In 2012, David Boyle met a group of Ethiopian coffee farmers while visiting Durban, South Africa. The farmers had relocated because they had been unable to make enough income from coffee farming to feed their families.
It was Boyle’s first educational lesson on the challenges of sustainable coffee farming and it set Boyle on a course that has led him to January’s launch of Cherry Hero, a healthy snack bar brand that uses coffee cherries as a primary ingredient and seeks to give back to coffee farming communities through wholesale purchases of pulp and a partnership with the nonprofit Food 4 Farmers.
We caught up with the 23-year-old entrepreneur, who describes his business as trying to make positive change in the lives of coffee farmers the “only weird way” he knows how.
For how long have the bars been on the market?
The bars have been on the market for 2 months now both online and at 4 different wholesalers. It is definitely still in the seed stages
When and how did you first learn about coffee cherries and their potential as a food ingredient?

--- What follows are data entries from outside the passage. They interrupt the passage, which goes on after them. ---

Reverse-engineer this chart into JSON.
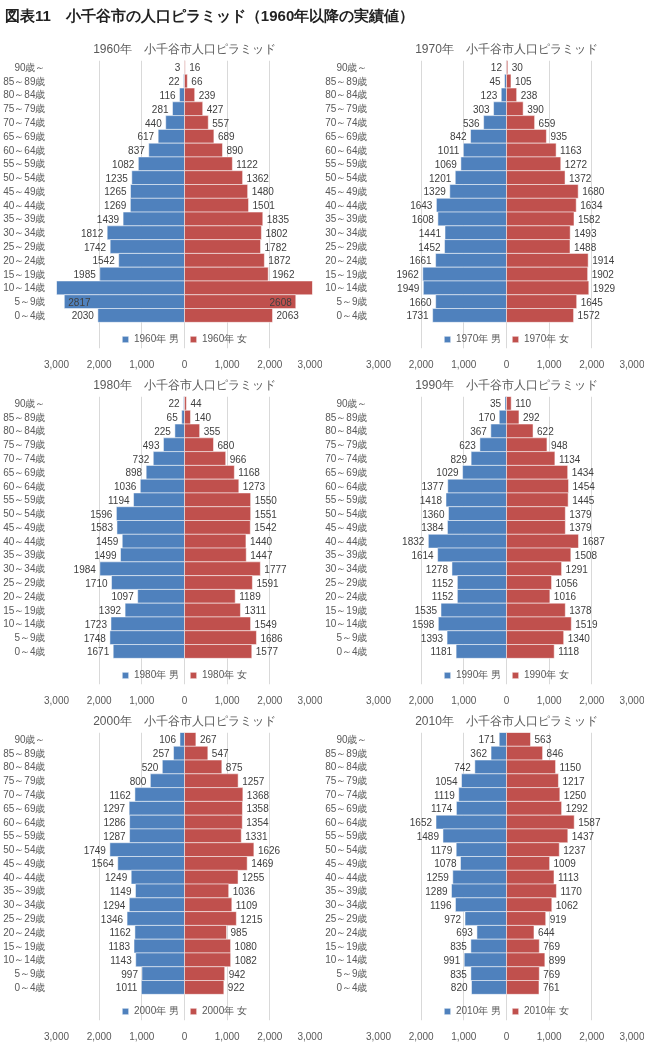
{
  "chart_data": [
    {
      "type": "other",
      "title": "図表11　小千谷市の人口ピラミッド（1960年以降の実績値）"
    },
    {
      "type": "bar",
      "orientation": "horizontal",
      "title": "1960年　小千谷市人口ピラミッド",
      "categories": [
        "90歳～",
        "85～89歳",
        "80～84歳",
        "75～79歳",
        "70～74歳",
        "65～69歳",
        "60～64歳",
        "55～59歳",
        "50～54歳",
        "45～49歳",
        "40～44歳",
        "35～39歳",
        "30～34歳",
        "25～29歳",
        "20～24歳",
        "15～19歳",
        "10～14歳",
        "5～9歳",
        "0～4歳"
      ],
      "xlim": [
        -3000,
        3000
      ],
      "xticks": [
        {
          "value": -3000,
          "label": "3,000"
        },
        {
          "value": -2000,
          "label": "2,000"
        },
        {
          "value": -1000,
          "label": "1,000"
        },
        0,
        {
          "value": 1000,
          "label": "1,000"
        },
        {
          "value": 2000,
          "label": "2,000"
        },
        {
          "value": 3000,
          "label": "3,000"
        }
      ],
      "grid": "x",
      "legend": "bottom",
      "series": [
        {
          "name": "1960年 男",
          "color": "#4f81bd",
          "values": [
            3,
            22,
            116,
            281,
            440,
            617,
            837,
            1082,
            1235,
            1265,
            1269,
            1439,
            1812,
            1742,
            1542,
            1985,
            3000,
            2817,
            2030
          ],
          "base": [
            -3,
            -22,
            -116,
            -281,
            -440,
            -617,
            -837,
            -1082,
            -1235,
            -1265,
            -1269,
            -1439,
            -1812,
            -1742,
            -1542,
            -1985,
            -3000,
            -2817,
            -2030
          ],
          "value_labels": [
            "3",
            "22",
            "116",
            "281",
            "440",
            "617",
            "837",
            "1082",
            "1235",
            "1265",
            "1269",
            "1439",
            "1812",
            "1742",
            "1542",
            "1985",
            null,
            "2817",
            "2030"
          ]
        },
        {
          "name": "1960年 女",
          "color": "#c0504d",
          "values": [
            16,
            66,
            239,
            427,
            557,
            689,
            890,
            1122,
            1362,
            1480,
            1501,
            1835,
            1802,
            1782,
            1872,
            1962,
            3000,
            2608,
            2063
          ],
          "value_labels": [
            "16",
            "66",
            "239",
            "427",
            "557",
            "689",
            "890",
            "1122",
            "1362",
            "1480",
            "1501",
            "1835",
            "1802",
            "1782",
            "1872",
            "1962",
            null,
            "2608",
            "2063"
          ]
        }
      ]
    },
    {
      "type": "bar",
      "orientation": "horizontal",
      "title": "1970年　小千谷市人口ピラミッド",
      "categories": [
        "90歳～",
        "85～89歳",
        "80～84歳",
        "75～79歳",
        "70～74歳",
        "65～69歳",
        "60～64歳",
        "55～59歳",
        "50～54歳",
        "45～49歳",
        "40～44歳",
        "35～39歳",
        "30～34歳",
        "25～29歳",
        "20～24歳",
        "15～19歳",
        "10～14歳",
        "5～9歳",
        "0～4歳"
      ],
      "xlim": [
        -3000,
        3000
      ],
      "xticks": [
        {
          "value": -3000,
          "label": "3,000"
        },
        {
          "value": -2000,
          "label": "2,000"
        },
        {
          "value": -1000,
          "label": "1,000"
        },
        0,
        {
          "value": 1000,
          "label": "1,000"
        },
        {
          "value": 2000,
          "label": "2,000"
        },
        {
          "value": 3000,
          "label": "3,000"
        }
      ],
      "grid": "x",
      "legend": "bottom",
      "series": [
        {
          "name": "1970年 男",
          "color": "#4f81bd",
          "values": [
            12,
            45,
            123,
            303,
            536,
            842,
            1011,
            1069,
            1201,
            1329,
            1643,
            1608,
            1441,
            1452,
            1661,
            1962,
            1949,
            1660,
            1731
          ],
          "base": [
            -12,
            -45,
            -123,
            -303,
            -536,
            -842,
            -1011,
            -1069,
            -1201,
            -1329,
            -1643,
            -1608,
            -1441,
            -1452,
            -1661,
            -1962,
            -1949,
            -1660,
            -1731
          ],
          "value_labels": [
            "12",
            "45",
            "123",
            "303",
            "536",
            "842",
            "1011",
            "1069",
            "1201",
            "1329",
            "1643",
            "1608",
            "1441",
            "1452",
            "1661",
            "1962",
            "1949",
            "1660",
            "1731"
          ]
        },
        {
          "name": "1970年 女",
          "color": "#c0504d",
          "values": [
            30,
            105,
            238,
            390,
            659,
            935,
            1163,
            1272,
            1372,
            1680,
            1634,
            1582,
            1493,
            1488,
            1914,
            1902,
            1929,
            1645,
            1572
          ],
          "value_labels": [
            "30",
            "105",
            "238",
            "390",
            "659",
            "935",
            "1163",
            "1272",
            "1372",
            "1680",
            "1634",
            "1582",
            "1493",
            "1488",
            "1914",
            "1902",
            "1929",
            "1645",
            "1572"
          ]
        }
      ]
    },
    {
      "type": "bar",
      "orientation": "horizontal",
      "title": "1980年　小千谷市人口ピラミッド",
      "categories": [
        "90歳～",
        "85～89歳",
        "80～84歳",
        "75～79歳",
        "70～74歳",
        "65～69歳",
        "60～64歳",
        "55～59歳",
        "50～54歳",
        "45～49歳",
        "40～44歳",
        "35～39歳",
        "30～34歳",
        "25～29歳",
        "20～24歳",
        "15～19歳",
        "10～14歳",
        "5～9歳",
        "0～4歳"
      ],
      "xlim": [
        -3000,
        3000
      ],
      "xticks": [
        {
          "value": -3000,
          "label": "3,000"
        },
        {
          "value": -2000,
          "label": "2,000"
        },
        {
          "value": -1000,
          "label": "1,000"
        },
        0,
        {
          "value": 1000,
          "label": "1,000"
        },
        {
          "value": 2000,
          "label": "2,000"
        },
        {
          "value": 3000,
          "label": "3,000"
        }
      ],
      "grid": "x",
      "legend": "bottom",
      "series": [
        {
          "name": "1980年 男",
          "color": "#4f81bd",
          "values": [
            22,
            65,
            225,
            493,
            732,
            898,
            1036,
            1194,
            1596,
            1583,
            1459,
            1499,
            1984,
            1710,
            1097,
            1392,
            1723,
            1748,
            1671
          ],
          "base": [
            -22,
            -65,
            -225,
            -493,
            -732,
            -898,
            -1036,
            -1194,
            -1596,
            -1583,
            -1459,
            -1499,
            -1984,
            -1710,
            -1097,
            -1392,
            -1723,
            -1748,
            -1671
          ],
          "value_labels": [
            "22",
            "65",
            "225",
            "493",
            "732",
            "898",
            "1036",
            "1194",
            "1596",
            "1583",
            "1459",
            "1499",
            "1984",
            "1710",
            "1097",
            "1392",
            "1723",
            "1748",
            "1671"
          ]
        },
        {
          "name": "1980年 女",
          "color": "#c0504d",
          "values": [
            44,
            140,
            355,
            680,
            966,
            1168,
            1273,
            1550,
            1551,
            1542,
            1440,
            1447,
            1777,
            1591,
            1189,
            1311,
            1549,
            1686,
            1577
          ],
          "value_labels": [
            "44",
            "140",
            "355",
            "680",
            "966",
            "1168",
            "1273",
            "1550",
            "1551",
            "1542",
            "1440",
            "1447",
            "1777",
            "1591",
            "1189",
            "1311",
            "1549",
            "1686",
            "1577"
          ]
        }
      ]
    },
    {
      "type": "bar",
      "orientation": "horizontal",
      "title": "1990年　小千谷市人口ピラミッド",
      "categories": [
        "90歳～",
        "85～89歳",
        "80～84歳",
        "75～79歳",
        "70～74歳",
        "65～69歳",
        "60～64歳",
        "55～59歳",
        "50～54歳",
        "45～49歳",
        "40～44歳",
        "35～39歳",
        "30～34歳",
        "25～29歳",
        "20～24歳",
        "15～19歳",
        "10～14歳",
        "5～9歳",
        "0～4歳"
      ],
      "xlim": [
        -3000,
        3000
      ],
      "xticks": [
        {
          "value": -3000,
          "label": "3,000"
        },
        {
          "value": -2000,
          "label": "2,000"
        },
        {
          "value": -1000,
          "label": "1,000"
        },
        0,
        {
          "value": 1000,
          "label": "1,000"
        },
        {
          "value": 2000,
          "label": "2,000"
        },
        {
          "value": 3000,
          "label": "3,000"
        }
      ],
      "grid": "x",
      "legend": "bottom",
      "series": [
        {
          "name": "1990年 男",
          "color": "#4f81bd",
          "values": [
            35,
            170,
            367,
            623,
            829,
            1029,
            1377,
            1418,
            1360,
            1384,
            1832,
            1614,
            1278,
            1152,
            1152,
            1535,
            1598,
            1393,
            1181
          ],
          "base": [
            -35,
            -170,
            -367,
            -623,
            -829,
            -1029,
            -1377,
            -1418,
            -1360,
            -1384,
            -1832,
            -1614,
            -1278,
            -1152,
            -1152,
            -1535,
            -1598,
            -1393,
            -1181
          ],
          "value_labels": [
            "35",
            "170",
            "367",
            "623",
            "829",
            "1029",
            "1377",
            "1418",
            "1360",
            "1384",
            "1832",
            "1614",
            "1278",
            "1152",
            "1152",
            "1535",
            "1598",
            "1393",
            "1181"
          ]
        },
        {
          "name": "1990年 女",
          "color": "#c0504d",
          "values": [
            110,
            292,
            622,
            948,
            1134,
            1434,
            1454,
            1445,
            1379,
            1379,
            1687,
            1508,
            1291,
            1056,
            1016,
            1378,
            1519,
            1340,
            1118
          ],
          "value_labels": [
            "110",
            "292",
            "622",
            "948",
            "1134",
            "1434",
            "1454",
            "1445",
            "1379",
            "1379",
            "1687",
            "1508",
            "1291",
            "1056",
            "1016",
            "1378",
            "1519",
            "1340",
            "1118"
          ]
        }
      ]
    },
    {
      "type": "bar",
      "orientation": "horizontal",
      "title": "2000年　小千谷市人口ピラミッド",
      "categories": [
        "90歳～",
        "85～89歳",
        "80～84歳",
        "75～79歳",
        "70～74歳",
        "65～69歳",
        "60～64歳",
        "55～59歳",
        "50～54歳",
        "45～49歳",
        "40～44歳",
        "35～39歳",
        "30～34歳",
        "25～29歳",
        "20～24歳",
        "15～19歳",
        "10～14歳",
        "5～9歳",
        "0～4歳"
      ],
      "xlim": [
        -3000,
        3000
      ],
      "xticks": [
        {
          "value": -3000,
          "label": "3,000"
        },
        {
          "value": -2000,
          "label": "2,000"
        },
        {
          "value": -1000,
          "label": "1,000"
        },
        0,
        {
          "value": 1000,
          "label": "1,000"
        },
        {
          "value": 2000,
          "label": "2,000"
        },
        {
          "value": 3000,
          "label": "3,000"
        }
      ],
      "grid": "x",
      "legend": "bottom",
      "series": [
        {
          "name": "2000年 男",
          "color": "#4f81bd",
          "values": [
            106,
            257,
            520,
            800,
            1162,
            1297,
            1286,
            1287,
            1749,
            1564,
            1249,
            1149,
            1294,
            1346,
            1162,
            1183,
            1143,
            997,
            1011
          ],
          "base": [
            -106,
            -257,
            -520,
            -800,
            -1162,
            -1297,
            -1286,
            -1287,
            -1749,
            -1564,
            -1249,
            -1149,
            -1294,
            -1346,
            -1162,
            -1183,
            -1143,
            -997,
            -1011
          ],
          "value_labels": [
            "106",
            "257",
            "520",
            "800",
            "1162",
            "1297",
            "1286",
            "1287",
            "1749",
            "1564",
            "1249",
            "1149",
            "1294",
            "1346",
            "1162",
            "1183",
            "1143",
            "997",
            "1011"
          ]
        },
        {
          "name": "2000年 女",
          "color": "#c0504d",
          "values": [
            267,
            547,
            875,
            1257,
            1368,
            1358,
            1354,
            1331,
            1626,
            1469,
            1255,
            1036,
            1109,
            1215,
            985,
            1080,
            1082,
            942,
            922
          ],
          "value_labels": [
            "267",
            "547",
            "875",
            "1257",
            "1368",
            "1358",
            "1354",
            "1331",
            "1626",
            "1469",
            "1255",
            "1036",
            "1109",
            "1215",
            "985",
            "1080",
            "1082",
            "942",
            "922"
          ]
        }
      ]
    },
    {
      "type": "bar",
      "orientation": "horizontal",
      "title": "2010年　小千谷市人口ピラミッド",
      "categories": [
        "90歳～",
        "85～89歳",
        "80～84歳",
        "75～79歳",
        "70～74歳",
        "65～69歳",
        "60～64歳",
        "55～59歳",
        "50～54歳",
        "45～49歳",
        "40～44歳",
        "35～39歳",
        "30～34歳",
        "25～29歳",
        "20～24歳",
        "15～19歳",
        "10～14歳",
        "5～9歳",
        "0～4歳"
      ],
      "xlim": [
        -3000,
        3000
      ],
      "xticks": [
        {
          "value": -3000,
          "label": "3,000"
        },
        {
          "value": -2000,
          "label": "2,000"
        },
        {
          "value": -1000,
          "label": "1,000"
        },
        0,
        {
          "value": 1000,
          "label": "1,000"
        },
        {
          "value": 2000,
          "label": "2,000"
        },
        {
          "value": 3000,
          "label": "3,000"
        }
      ],
      "grid": "x",
      "legend": "bottom",
      "series": [
        {
          "name": "2010年 男",
          "color": "#4f81bd",
          "values": [
            171,
            362,
            742,
            1054,
            1119,
            1174,
            1652,
            1489,
            1179,
            1078,
            1259,
            1289,
            1196,
            972,
            693,
            835,
            991,
            835,
            820
          ],
          "base": [
            -171,
            -362,
            -742,
            -1054,
            -1119,
            -1174,
            -1652,
            -1489,
            -1179,
            -1078,
            -1259,
            -1289,
            -1196,
            -972,
            -693,
            -835,
            -991,
            -835,
            -820
          ],
          "value_labels": [
            "171",
            "362",
            "742",
            "1054",
            "1119",
            "1174",
            "1652",
            "1489",
            "1179",
            "1078",
            "1259",
            "1289",
            "1196",
            "972",
            "693",
            "835",
            "991",
            "835",
            "820"
          ]
        },
        {
          "name": "2010年 女",
          "color": "#c0504d",
          "values": [
            563,
            846,
            1150,
            1217,
            1250,
            1292,
            1587,
            1437,
            1237,
            1009,
            1113,
            1170,
            1062,
            919,
            644,
            769,
            899,
            769,
            761
          ],
          "value_labels": [
            "563",
            "846",
            "1150",
            "1217",
            "1250",
            "1292",
            "1587",
            "1437",
            "1237",
            "1009",
            "1113",
            "1170",
            "1062",
            "919",
            "644",
            "769",
            "899",
            "769",
            "761"
          ]
        }
      ]
    }
  ]
}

The impetus for starting this company was a creative project to recreate and pay homage to the way coffee was first consumed, as a fruit, with the first ever “energy bar.” Ethiopian Warriors would wrap coffee cherries with clarified ghee and animal fat to sustain them on long voyages. For me, the journey that followed is the result of those findings in Mark Pendergrast’s book and my curiosity to explore further. Through research, I came through Kona Red and Bai5 and realized its potential as an antioxidant packed ingredient. I felt, however, that those companies were missing the point — that the coffee cherry could be used to tell another chapter in the amazing story of coffee, and be utilized by those at the forefront in specialty coffee, and not just be another health beverage at Costco.
Coffee fruit is not exactly prized as a delicacy. What else is in the bars and how do the ingredients work together?
We infuse the coffee cherries with fruit and nut bars. I received allot of feedback during the creation of the bars with good friends that are highly respected in the Crossfit and natural food worlds, and I went through the political and painstaking process of only using real food ingredients without any additives or sweeteners. It is true that there is sugar in the bar, but it is only natural sugar resulting from the dates and almond butter that act as the blending and forming agent for the nutrition bars. All of Cherry Hero’s bars have only 6 ingredients and aim to be a “clean-eating” experience without any of the weird ingredients that you can’t pronounce.
Can you share from where you are sourcing the discarded cherry pulp and mucilage?
As of now, I’ve been experimenting with sourcing coffee cherries from a multitude of farms. My main source is from Kona, where I’ve been tapping into some sustainable farming methods already put in place there. I’ve also been in contact with farms in Nicaragua doing some really great things. I have a great Cascara tea that I’ll be rolling out towards the end of the year from Nicaragua.
How do you reconcile the fact that this cherry stuff may be useful as potential compost to the very farmers you’re purporting to help?
Through some research, I have come to two conclusions. One being that coffee cherries are used as compost only because there haven’t been other ways to utilize them to their potential. This may seem like a crude analysis, but it was something I read word-for-word in a report done on Coffee Pulp Utilization by the Institute of Nutrition of Panama. Another research-based conclusion is that coffee pulp utilization is not a zero-sum game. In some cases, pulp is used for compost, but because of the high amount of byproduct, there is too much to use just for compost and other diversified sources of utilization also need to be found. Also, the ability to use coffee cherries as a diversified source of revenue gives the power back to the coffee farmer to decide whether he or she will either use it as compost or sell it as commodity, depending on the circumstances of that harvest.
Lastly, because coffee fruit has been scientifically proven to have all of these “superfruit” health benefits, it seems that we’re leaving untapped potential of the arabica plant on the table by only using them as compost and not as an edible source of plant polyphenols and antioxidants.
I’m 23 years old, trying to make a change in the only weird way I know how, and not in the business of doing any shady stuff. If it turns out that the coffee cherry utilization is hurting coffee farmers I would pivot my business completely.